Donnys Wut und Verwirrung sind die Entdeckung, dass er, als er von einem Mann vergewaltigt wurde, auch einen Drift und eine Suche eröffnete, die ihn aus seiner Heteronormativität herausführten und das Drehbuch von einer offensichtlichen Ursache-Wirkungs-Beziehung abweicht: „Ich begann eine beunruhigende sexuelle Verwirrung in mir zu verspüren Mich. Ich dachte, es würde vorübergehen, aber es verwandelte sich in Unsicherheit, die sich in wütenden Wahnsinn verwandelte. Ich wusste nicht, ob ich das wegen ihm fühlte oder ob ich es tief im Inneren schon immer spürte.“
Inmitten dieses Wirbelsturms führt das Drehbuch ein weiteres Element ein, das Donnys Untersuchung seines Verlangens erschwert. Donny bewältigt seine Verwirrung und seinen Schmerz, während er gleichzeitig versucht, eine Beziehung mit einer Transfrau, Teri, zu haben und zu verbergen. Wieder einmal die doppelte Bindung: Verlangen und Verleugnung des Verlangens: Teri lieben und sich für sie schämen.

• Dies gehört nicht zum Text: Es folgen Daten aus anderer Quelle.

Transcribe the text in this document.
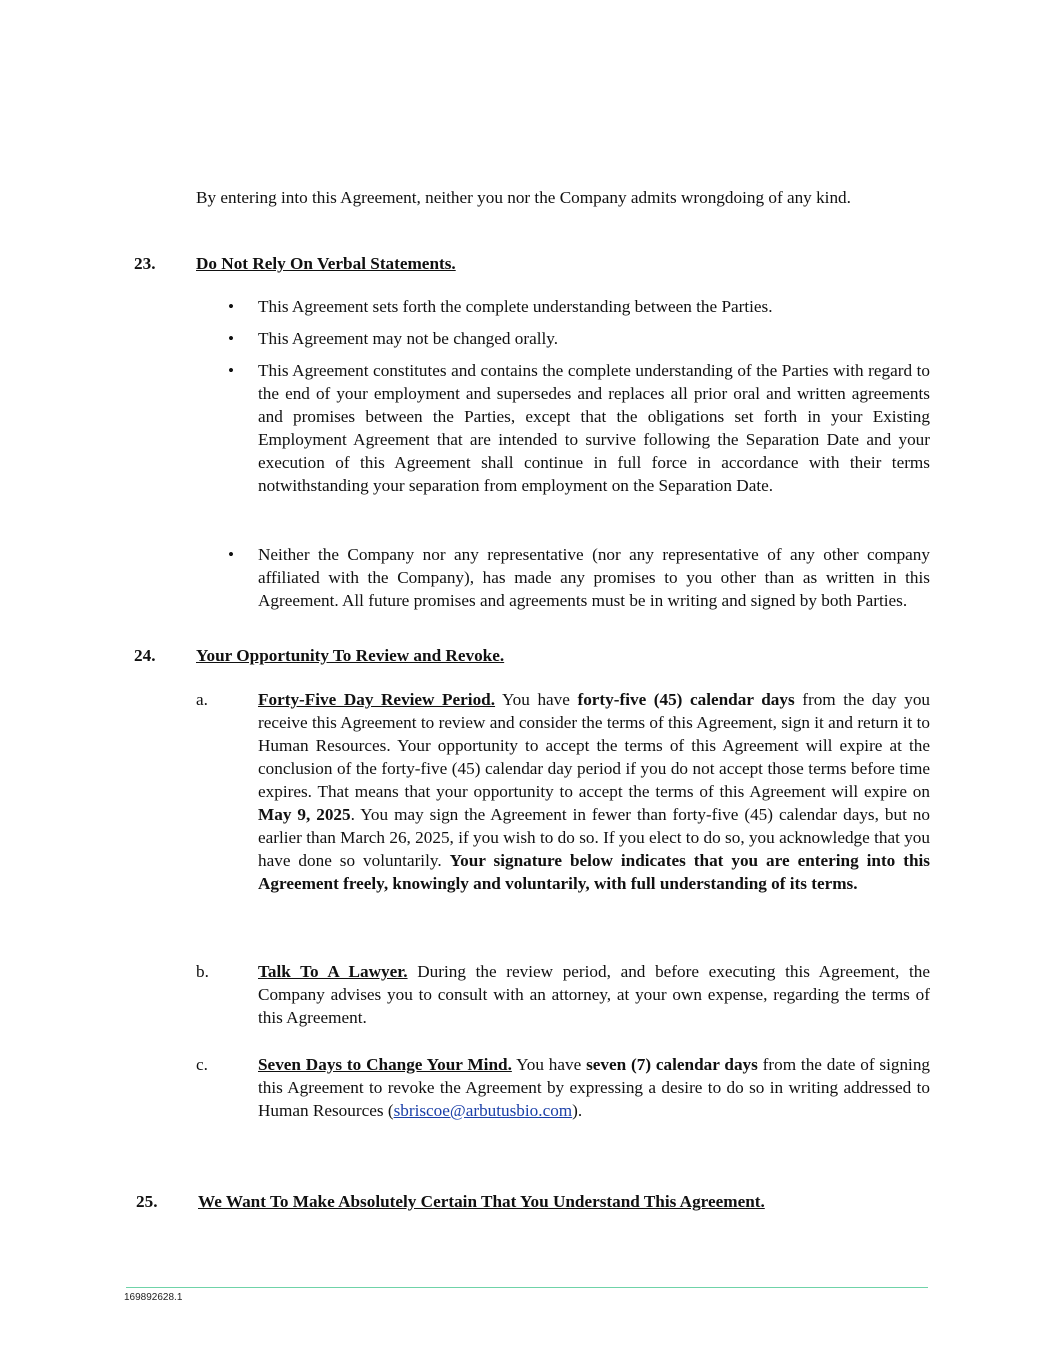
By entering into this Agreement, neither you nor the Company admits wrongdoing of any kind.

23. Do Not Rely On Verbal Statements.
• This Agreement sets forth the complete understanding between the Parties.

• This Agreement may not be changed orally.

• This Agreement constitutes and contains the complete understanding of the Parties with regard to the end of your employment and supersedes and replaces all prior oral and written agreements and promises between the Parties, except that the obligations set forth in your Existing Employment Agreement that are intended to survive following the Separation Date and your execution of this Agreement shall continue in full force in accordance with their terms notwithstanding your separation from employment on the Separation Date.

• Neither the Company nor any representative (nor any representative of any other company affiliated with the Company), has made any promises to you other than as written in this Agreement. All future promises and agreements must be in writing and signed by both Parties.

24. Your Opportunity To Review and Revoke.
a.	Forty-Five Day Review Period. You have forty-five (45) calendar days from the day you receive this Agreement to review and consider the terms of this Agreement, sign it and return it to Human Resources. Your opportunity to accept the terms of this Agreement will expire at the conclusion of the forty-five (45) calendar day period if you do not accept those terms before time expires. That means that your opportunity to accept the terms of this Agreement will expire on May 9, 2025. You may sign the Agreement in fewer than forty-five (45) calendar days, but no earlier than March 26, 2025, if you wish to do so. If you elect to do so, you acknowledge that you have done so voluntarily. Your signature below indicates that you are entering into this Agreement freely, knowingly and voluntarily, with full understanding of its terms.

b.	Talk To A Lawyer. During the review period, and before executing this Agreement, the Company advises you to consult with an attorney, at your own expense, regarding the terms of this Agreement.

c.	Seven Days to Change Your Mind. You have seven (7) calendar days from the date of signing this Agreement to revoke the Agreement by expressing a desire to do so in writing addressed to Human Resources (sbriscoe@arbutusbio.com).

25. We Want To Make Absolutely Certain That You Understand This Agreement.
169892628.1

Donnys Beziehung mit einer Transfrau, Teri, wiederholt am Ende einige Verhaltensweisen von Martha, außerdem lügt er, erfindet einen anderen Beruf, verheimlicht, dass er Komiker ist und in einer Bar arbeitet. Auch er kann die Beziehung nicht akzeptieren und versucht sie öffentlich zu verheimlichen. Donny ist verwirrt über seine Sexualität und hat Angst. Finden Sie Teri auf einer Dating-Website für Transsexuelle.
Donny erfindet ein „Profil“, einen fiktiven Namen und Job auf dieser Website, erfindet eine Figur. Heutzutage gängige Einstellungen, in einer durch Netzwerke und Dating-Apps vermittelten Welt, in der wir einige Dinge zeigen und andere verbergen können. Oder lügen Sie einfach, um anonym in anderen Welten zu stöbern. „Ich habe mich dafür gehasst, aber ich konnte nicht einmal daran denken, entdeckt zu werden“, schreibt er und gesteht seine Verwirrung und Angst, mit einer Transfrau gesehen zu werden.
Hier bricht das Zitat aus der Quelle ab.